Diez minutos de mi presencia hiciéronlo parar y apoyarse también sobre la pared cercana; ahora estábamos a la misma altura, los dos parados en el mismo escalón pero a distancia; casi enfrentados. Comenzó a hacerme ademanes con su brazo completamente extendido, luego lo flexionaba para nuevamente extenderlo de manera rápida como apuntando hacia mi persona.
Flexionaba y extendía; flexionaba y extendía, una y otra vez como queriéndome mensajear de algo que hasta ese momento me resultaba indescifrable. Tomé el celular e hice como que hablaba, tanto como para mostrar que mi presencia en el lugar se debía a… algo circunstancial y de otro tipo, pero sus gestos y actitudes no sólo no cambiaron sino que, fueron en aumento de frecuencia y volumen: -«¡Qué te perdí, qué me perdí…» cada vez lo cantaba más alto, y su brazo derecho lo recogía y extendía con más fuerza y velocidad.
Alguna gente de paso comenzó a detenerse y a observarlo como quien algo de ayuda necesita y hay que proveerle; pronto se juntaron alrededor de treinta personas y las escaleras comenzaron a taponarse, el mendigo seguía cantando a todo volumen y su melodía convencía cada vez más al oído urbano.

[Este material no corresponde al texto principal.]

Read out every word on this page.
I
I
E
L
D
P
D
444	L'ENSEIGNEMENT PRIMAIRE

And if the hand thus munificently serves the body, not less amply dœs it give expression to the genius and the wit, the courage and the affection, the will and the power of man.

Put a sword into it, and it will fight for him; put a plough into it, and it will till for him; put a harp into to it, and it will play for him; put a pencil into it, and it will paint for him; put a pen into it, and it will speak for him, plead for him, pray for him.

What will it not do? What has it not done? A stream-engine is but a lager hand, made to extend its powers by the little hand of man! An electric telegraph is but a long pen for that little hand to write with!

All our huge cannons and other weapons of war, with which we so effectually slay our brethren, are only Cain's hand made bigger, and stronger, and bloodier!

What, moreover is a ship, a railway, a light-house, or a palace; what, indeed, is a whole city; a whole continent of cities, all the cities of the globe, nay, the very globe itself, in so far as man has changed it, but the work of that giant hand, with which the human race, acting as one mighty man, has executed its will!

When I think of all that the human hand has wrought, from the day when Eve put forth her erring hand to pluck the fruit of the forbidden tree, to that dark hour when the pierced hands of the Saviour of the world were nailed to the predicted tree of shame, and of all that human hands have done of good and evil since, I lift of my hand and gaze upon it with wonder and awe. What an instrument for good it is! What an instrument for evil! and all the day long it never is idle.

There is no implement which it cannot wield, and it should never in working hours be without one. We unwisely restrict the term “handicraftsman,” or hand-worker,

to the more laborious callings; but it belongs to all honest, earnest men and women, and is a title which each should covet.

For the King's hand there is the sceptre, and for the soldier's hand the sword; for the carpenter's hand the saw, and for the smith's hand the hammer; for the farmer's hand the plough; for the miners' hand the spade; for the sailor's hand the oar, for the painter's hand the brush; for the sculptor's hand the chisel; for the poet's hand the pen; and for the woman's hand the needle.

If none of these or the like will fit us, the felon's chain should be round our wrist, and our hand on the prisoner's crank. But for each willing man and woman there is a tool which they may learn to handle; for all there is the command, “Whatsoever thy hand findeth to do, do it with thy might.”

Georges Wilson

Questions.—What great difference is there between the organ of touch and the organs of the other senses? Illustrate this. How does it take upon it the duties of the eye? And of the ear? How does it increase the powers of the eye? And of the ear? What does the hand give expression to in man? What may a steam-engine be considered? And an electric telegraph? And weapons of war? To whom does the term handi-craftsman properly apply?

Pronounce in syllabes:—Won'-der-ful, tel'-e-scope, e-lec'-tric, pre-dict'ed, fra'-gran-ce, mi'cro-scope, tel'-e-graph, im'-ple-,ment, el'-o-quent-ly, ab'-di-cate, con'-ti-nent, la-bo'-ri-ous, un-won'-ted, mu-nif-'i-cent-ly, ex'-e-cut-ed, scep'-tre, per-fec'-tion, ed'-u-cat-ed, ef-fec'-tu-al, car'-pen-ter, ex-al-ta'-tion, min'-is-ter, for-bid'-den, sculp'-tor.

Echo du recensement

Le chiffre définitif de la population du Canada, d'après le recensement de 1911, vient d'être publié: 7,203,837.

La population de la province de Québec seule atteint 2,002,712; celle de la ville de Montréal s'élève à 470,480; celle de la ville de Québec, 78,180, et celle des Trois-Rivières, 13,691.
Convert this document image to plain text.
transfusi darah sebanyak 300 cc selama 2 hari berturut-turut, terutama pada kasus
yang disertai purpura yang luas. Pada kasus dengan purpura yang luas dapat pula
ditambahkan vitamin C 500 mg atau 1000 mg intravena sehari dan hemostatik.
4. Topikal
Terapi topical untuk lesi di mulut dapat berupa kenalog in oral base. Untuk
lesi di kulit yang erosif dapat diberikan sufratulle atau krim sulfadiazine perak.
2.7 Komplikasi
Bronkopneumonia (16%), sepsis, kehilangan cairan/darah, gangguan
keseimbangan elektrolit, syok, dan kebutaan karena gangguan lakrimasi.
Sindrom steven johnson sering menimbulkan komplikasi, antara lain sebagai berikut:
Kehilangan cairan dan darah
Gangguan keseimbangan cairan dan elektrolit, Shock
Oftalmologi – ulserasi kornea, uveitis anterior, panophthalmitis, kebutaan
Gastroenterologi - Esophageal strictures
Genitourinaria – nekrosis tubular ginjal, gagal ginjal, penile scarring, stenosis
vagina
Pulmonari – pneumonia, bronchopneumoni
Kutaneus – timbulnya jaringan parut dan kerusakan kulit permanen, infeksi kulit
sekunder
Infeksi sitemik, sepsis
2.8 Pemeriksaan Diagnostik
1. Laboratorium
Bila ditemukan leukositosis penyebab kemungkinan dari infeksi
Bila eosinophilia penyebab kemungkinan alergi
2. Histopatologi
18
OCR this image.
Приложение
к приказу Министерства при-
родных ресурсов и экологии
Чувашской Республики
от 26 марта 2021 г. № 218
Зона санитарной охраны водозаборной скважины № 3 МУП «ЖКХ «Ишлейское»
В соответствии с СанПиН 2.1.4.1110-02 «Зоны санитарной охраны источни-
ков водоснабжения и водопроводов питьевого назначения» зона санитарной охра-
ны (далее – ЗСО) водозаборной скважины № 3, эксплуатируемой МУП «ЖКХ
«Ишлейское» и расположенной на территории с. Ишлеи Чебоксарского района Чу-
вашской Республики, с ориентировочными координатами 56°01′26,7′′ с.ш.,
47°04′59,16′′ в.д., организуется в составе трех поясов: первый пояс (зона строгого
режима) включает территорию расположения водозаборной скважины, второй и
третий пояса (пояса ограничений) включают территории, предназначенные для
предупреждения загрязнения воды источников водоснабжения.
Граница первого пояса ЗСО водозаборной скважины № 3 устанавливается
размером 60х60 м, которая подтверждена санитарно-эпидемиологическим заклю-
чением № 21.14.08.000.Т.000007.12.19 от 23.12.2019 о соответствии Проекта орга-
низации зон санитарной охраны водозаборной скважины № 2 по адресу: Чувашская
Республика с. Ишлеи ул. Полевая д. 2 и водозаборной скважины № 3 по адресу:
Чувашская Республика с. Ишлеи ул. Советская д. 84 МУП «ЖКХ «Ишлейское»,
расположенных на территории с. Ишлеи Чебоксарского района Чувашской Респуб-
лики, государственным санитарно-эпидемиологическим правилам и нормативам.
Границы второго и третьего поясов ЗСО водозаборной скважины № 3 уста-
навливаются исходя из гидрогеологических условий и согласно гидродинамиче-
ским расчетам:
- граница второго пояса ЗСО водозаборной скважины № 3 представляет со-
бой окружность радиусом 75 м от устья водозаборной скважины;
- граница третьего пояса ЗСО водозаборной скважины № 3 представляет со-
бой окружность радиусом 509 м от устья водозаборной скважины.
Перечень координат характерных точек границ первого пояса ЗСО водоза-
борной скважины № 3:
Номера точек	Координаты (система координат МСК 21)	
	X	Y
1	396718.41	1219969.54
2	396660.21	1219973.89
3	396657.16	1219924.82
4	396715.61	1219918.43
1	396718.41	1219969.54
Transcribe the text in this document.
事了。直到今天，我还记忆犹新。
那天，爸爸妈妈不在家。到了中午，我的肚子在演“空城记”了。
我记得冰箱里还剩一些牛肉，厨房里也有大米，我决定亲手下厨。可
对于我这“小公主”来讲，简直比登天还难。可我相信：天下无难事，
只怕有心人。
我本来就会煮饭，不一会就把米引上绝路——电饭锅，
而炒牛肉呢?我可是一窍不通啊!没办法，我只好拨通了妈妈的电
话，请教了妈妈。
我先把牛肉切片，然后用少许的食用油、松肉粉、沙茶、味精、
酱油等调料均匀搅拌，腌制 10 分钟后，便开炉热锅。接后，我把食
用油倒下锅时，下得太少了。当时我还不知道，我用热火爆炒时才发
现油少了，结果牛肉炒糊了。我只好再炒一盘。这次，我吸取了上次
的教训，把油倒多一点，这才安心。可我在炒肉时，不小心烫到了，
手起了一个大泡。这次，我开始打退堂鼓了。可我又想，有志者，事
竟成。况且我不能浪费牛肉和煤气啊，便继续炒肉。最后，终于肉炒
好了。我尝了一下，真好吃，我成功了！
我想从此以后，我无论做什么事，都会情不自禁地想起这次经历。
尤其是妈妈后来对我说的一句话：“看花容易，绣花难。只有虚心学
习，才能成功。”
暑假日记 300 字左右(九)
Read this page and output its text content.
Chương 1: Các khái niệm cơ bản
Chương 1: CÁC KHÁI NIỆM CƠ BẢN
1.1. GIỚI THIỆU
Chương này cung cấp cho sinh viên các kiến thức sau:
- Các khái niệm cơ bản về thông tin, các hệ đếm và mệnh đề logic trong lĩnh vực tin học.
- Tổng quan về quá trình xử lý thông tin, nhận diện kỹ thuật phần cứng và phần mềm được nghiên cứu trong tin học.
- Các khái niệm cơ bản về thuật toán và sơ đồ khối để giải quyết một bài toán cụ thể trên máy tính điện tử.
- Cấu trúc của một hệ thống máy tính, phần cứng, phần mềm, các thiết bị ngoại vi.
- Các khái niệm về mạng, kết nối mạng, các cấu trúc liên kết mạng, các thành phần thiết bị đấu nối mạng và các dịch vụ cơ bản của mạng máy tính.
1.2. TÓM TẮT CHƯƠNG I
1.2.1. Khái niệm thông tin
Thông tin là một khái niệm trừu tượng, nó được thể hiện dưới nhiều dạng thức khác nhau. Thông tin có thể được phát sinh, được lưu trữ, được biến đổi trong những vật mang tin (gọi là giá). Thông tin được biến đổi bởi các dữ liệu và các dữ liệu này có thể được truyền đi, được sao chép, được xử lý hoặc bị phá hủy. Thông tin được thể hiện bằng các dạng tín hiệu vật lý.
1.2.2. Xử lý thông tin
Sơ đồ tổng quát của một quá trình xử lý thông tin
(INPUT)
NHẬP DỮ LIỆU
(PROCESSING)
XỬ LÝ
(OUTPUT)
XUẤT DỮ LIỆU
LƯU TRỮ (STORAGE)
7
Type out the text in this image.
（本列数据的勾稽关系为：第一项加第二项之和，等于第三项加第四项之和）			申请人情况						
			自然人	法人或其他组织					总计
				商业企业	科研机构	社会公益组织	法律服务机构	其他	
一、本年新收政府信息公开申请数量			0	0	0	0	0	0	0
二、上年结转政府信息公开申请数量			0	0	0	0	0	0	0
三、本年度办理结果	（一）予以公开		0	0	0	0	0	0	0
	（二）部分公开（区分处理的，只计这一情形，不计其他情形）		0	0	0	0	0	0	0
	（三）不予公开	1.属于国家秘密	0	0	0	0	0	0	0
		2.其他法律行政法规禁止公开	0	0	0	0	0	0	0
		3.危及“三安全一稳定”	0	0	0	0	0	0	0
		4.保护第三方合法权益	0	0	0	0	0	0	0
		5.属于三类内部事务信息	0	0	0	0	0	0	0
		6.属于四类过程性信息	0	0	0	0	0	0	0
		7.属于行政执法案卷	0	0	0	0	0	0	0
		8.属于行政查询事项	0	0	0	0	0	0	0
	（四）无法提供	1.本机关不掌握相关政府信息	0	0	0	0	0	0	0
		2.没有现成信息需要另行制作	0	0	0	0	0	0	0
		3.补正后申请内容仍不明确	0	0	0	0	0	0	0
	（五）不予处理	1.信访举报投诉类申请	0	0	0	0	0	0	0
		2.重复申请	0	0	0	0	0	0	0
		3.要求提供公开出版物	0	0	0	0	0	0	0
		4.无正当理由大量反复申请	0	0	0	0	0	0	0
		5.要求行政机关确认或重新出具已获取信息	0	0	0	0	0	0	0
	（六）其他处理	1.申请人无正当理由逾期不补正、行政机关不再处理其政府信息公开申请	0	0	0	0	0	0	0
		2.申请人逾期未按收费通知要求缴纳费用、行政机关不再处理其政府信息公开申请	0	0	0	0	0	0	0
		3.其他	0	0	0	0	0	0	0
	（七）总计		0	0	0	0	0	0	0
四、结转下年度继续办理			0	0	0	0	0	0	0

Yo seguía allí, apoyado sobre la otra pared como un espectador más pero me sentía como el primero en sacar el boleto del espectáculo, como si tuviese ese target no escrito del iniciador de los hechos. Pronto más gente se sumó al acontecimiento y ya, por las escaleras no se podía pasar, para dirigirse al subte, debíase bajar por la otra que se hallaba casi en la otra punta de la plaza.
Las casi sesenta personas que lo seguían acompañando en esa especie de show, comenzaron a «pagar su correspondiente ticket» y, esas manos mugrientas pronto disimularon las costras negras cubriéndolas de papeles de colores y metales brillosos en bronce y cromo. Para no sentirme menos en mi iniciativa comencé a aplaudir rabiosamente y pronto el sonido de mis palmas se extendió a casi toda la multitud, la gente ya tarareaba la frase a modo de estribillo y la melodía pegadiza amenazaba con transformarse en una verdadera pasión multitudinaria. El pobre tipo ya no lo era tanto y muy suelto de cuerpo se animaba a mover su cuerpo con unos pasos a destiempo que parecían de otro planeta; la gente estallaba regocijada y trataban de imitarlo; la voz de él se sumergía en la marea general y ya resultaba ininteligible el sonido de sus palabras; el lugar ya era un hervidero irrespirable y allí sonó mi celular el cual atendí a la tercera vez de sonar debido al bullicio en el lugar que me hizo no percatar de su campanilla. Allí comprendí, también sobre la insistencia del llamado; hacía casi una hora que me estaban esperando, salirme de la rutina no me había costado mucho, pero su resultado fue demasiado; enojos de personas del otro lado por mi tardanza; postergaciones de situaciones laborales para la semana siguiente, agregados de agendas repletas de horarios. -¿Qué te pasó? -me preguntaban asombrados- «Cosas» -dije, sin mucho reparo-. Por dentro la melodía me seguía inundando y, de algún modo contestaba a tal pregunta: «Qué te perdí, qué me perdí…». La canción ya formaba parte de mi discoteca.